La place de la Suisse en Europe

par Marianne Wüthrich, docteur en droit

La Suisse est située au cœur de l’Europe. Elle est étroitement liée à ses voisins, aux autres Etats européens et aux organisations européennes – depuis toujours et de sa propre initiative, et non pas parce qu’un bureau à Bruxelles le réclame.

    C’est ce que montrent les programmes du Conseil national et du Conseil des Etats pour la prochaine session d’été. Le 1er juin au Conseil des Etats et le 7 juin au Conseil national, deux programmes sont prévus. Une série impressionnante de rapports est à l’ordre du jour du 7 juin, à savoir les rapports des «Délégations pour les relations avec les Etats voisins»; de la «Délégation AELE/Parlement européen»; de la «Délégation auprès de l’Assemblée parlementaire de l’OSCE»; de la «Délégation parlementaire auprès du Conseil de l’Europe»; de la «Délégation auprès de l’Union interparlementaire»; de la «Délégation auprès de l’Assemblée parlementaire de la Francophonie»; de la «Délégation suisse auprès de l’Assemblée parlementaire de l’Otan». Nous sommes présents partout, respectivement en tant que membre ou en tant que délégation d’observation, et c’est très bien ainsi.

    Il serait bon de recommander aux parlementaires de profiter des rencontres avec les députés de l’UE et de l’OTAN de leur faire connaître le modèle démocratique suisse.
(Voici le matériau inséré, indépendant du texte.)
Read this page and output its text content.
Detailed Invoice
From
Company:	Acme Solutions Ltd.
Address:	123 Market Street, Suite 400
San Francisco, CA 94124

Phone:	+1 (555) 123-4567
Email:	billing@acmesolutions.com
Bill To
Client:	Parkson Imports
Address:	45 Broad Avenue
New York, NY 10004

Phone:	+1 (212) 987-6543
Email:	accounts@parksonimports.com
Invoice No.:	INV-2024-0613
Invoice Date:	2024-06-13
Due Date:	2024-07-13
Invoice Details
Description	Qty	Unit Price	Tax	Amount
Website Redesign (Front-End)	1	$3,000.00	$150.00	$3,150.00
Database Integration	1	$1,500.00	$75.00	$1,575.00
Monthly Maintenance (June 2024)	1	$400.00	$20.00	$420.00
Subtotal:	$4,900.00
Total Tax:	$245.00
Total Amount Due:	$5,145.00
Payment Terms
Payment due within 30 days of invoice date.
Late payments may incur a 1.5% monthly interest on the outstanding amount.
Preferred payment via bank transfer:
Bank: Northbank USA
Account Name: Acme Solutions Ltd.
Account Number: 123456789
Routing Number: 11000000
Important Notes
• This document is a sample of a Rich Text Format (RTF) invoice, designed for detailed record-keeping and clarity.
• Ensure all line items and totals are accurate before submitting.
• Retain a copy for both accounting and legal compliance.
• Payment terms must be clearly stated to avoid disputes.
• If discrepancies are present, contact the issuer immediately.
Car il est frappant de constater à quel point certains décideurs des pays occidentaux – même certains ambassadeurs à Berne! – méconnaissent la Suisse et comprennent donc mal ses points de vue. C’est à nos parlementaires et à nos diplomates de poser les jalons nécessaires.

Les lignes suivantes dressent donc un bref aperçu critique de certains des rapports mentionnés, suivi d’une appréciation du rapport sur les relations avec les pays voisins dont l’entretien est particulièrement important à chaque pays.

Délégation suisse auprès de l’AELE et auprès du Parlement européen
(Rapport 22.010 du 31 décembre 2021)

En ce qui concerne l’AELE, les délégués se sont surtout penchés sur les accords de libre-échange – les nouveaux et ceux prévus – et ils ont vérifié le respect des dispositions relatives au travail et à l’environnement par les Etats contractants. Les relations avec l’UE sont connues: Bruxelles insiste sur la «clarification des questions institutionnelles» comme condition à la mise à jour des accords existants et à la conclusion de nouveaux «accords d’accès au marché». (A noter que certains d’entre eux ouvrent certes l’accès au marché suisse à l’UE plutôt que l’inverse, par exemple l’accord sur les transports terrestres, car le transit nord-sud des camions profite presque exclusivement aux Etats de l’UE).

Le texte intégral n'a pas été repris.